The derivative ( g'(x) = L cdot f_X(x) ) (for the reason that derivative of the CDF is the pdf).

Apply the change-of-variables formula:

$$ f_Y(y) = f_X(x) / |g'(x)| = f_X(x) / (L f_X(x)) = 1/L $$

The ( f_X(x) ) cancels perfectly, leaving a continuing (uniform) density.

The Jacobian factor ( 1 / |g'(x)| ) mechanically flattens the distribution by compensating for regions where the unique density was high or low.

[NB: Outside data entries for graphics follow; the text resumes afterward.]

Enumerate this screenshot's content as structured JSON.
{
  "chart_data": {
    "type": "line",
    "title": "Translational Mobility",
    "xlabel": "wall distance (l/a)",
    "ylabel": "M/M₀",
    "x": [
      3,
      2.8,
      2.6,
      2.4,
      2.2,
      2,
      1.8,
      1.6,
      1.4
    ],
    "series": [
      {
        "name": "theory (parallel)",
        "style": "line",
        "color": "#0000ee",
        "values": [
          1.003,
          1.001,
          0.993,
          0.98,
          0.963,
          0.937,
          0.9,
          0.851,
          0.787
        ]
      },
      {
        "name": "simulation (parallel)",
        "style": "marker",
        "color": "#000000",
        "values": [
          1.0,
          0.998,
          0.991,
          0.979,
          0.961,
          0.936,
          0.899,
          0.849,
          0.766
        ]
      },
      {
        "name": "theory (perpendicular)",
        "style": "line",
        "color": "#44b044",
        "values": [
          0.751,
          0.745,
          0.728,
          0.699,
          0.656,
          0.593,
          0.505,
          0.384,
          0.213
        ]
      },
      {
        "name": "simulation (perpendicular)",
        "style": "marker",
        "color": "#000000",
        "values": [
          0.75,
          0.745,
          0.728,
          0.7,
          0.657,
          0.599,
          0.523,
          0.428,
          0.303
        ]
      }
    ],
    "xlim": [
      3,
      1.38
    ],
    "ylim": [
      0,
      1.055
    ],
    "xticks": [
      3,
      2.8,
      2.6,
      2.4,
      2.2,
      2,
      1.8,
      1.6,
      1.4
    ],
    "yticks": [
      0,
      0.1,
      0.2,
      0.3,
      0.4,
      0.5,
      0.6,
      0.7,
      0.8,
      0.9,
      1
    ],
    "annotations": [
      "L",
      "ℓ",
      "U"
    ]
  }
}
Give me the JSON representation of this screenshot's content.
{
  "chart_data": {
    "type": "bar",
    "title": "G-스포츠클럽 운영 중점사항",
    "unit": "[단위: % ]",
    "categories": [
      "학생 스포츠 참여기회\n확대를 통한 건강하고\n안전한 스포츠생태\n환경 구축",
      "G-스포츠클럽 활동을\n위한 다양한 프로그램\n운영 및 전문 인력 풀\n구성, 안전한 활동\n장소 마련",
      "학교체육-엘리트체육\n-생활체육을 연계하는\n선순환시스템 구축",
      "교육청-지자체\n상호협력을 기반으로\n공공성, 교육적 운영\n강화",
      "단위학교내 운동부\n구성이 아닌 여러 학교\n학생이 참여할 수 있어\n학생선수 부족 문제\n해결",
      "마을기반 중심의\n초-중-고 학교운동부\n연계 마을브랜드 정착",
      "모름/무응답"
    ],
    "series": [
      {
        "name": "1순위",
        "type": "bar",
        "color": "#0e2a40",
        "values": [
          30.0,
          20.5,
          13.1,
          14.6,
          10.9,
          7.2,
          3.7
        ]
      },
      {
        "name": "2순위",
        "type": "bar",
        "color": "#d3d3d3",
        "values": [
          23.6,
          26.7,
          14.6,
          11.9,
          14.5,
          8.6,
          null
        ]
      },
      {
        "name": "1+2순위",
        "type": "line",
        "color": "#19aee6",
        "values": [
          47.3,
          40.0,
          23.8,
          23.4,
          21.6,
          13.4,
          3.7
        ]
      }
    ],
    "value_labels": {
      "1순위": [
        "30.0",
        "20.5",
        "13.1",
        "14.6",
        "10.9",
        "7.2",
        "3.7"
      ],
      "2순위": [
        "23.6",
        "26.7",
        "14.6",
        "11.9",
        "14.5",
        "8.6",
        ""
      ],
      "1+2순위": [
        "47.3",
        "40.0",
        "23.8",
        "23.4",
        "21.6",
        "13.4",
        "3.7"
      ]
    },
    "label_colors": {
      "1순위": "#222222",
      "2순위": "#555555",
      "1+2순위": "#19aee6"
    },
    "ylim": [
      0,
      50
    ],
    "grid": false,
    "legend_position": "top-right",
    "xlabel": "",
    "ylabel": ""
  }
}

In discrete images, rounding makes it approximate, however the principle is identical.

In Conclusion

The Jacobian adjustment is one in all those quiet pieces of mathematics that feels unnecessary—until you skip it and suddenly your probabilities don’t add as much as 1 anymore. Whether you’re squaring waiting times, modeling energy from speed, or flattening image histograms, the transformation changes not only the values but how probability is distributed across them. The factor ( left| frac{dx}{dy} right| ) (or its multivariate cousin, the determinant) is the precise compensation that keeps the full probability conserved while accounting for local stretching and compression.

Next time you transform a random variable, remember the sand on the rubber sheet: warp the axis all you wish, but the full sand must stay the identical. The Jacobian Adjustment is the rule that makes it occur.

Code

Link to Colab Notebook

References and Further Reading

A couple of things I discovered useful.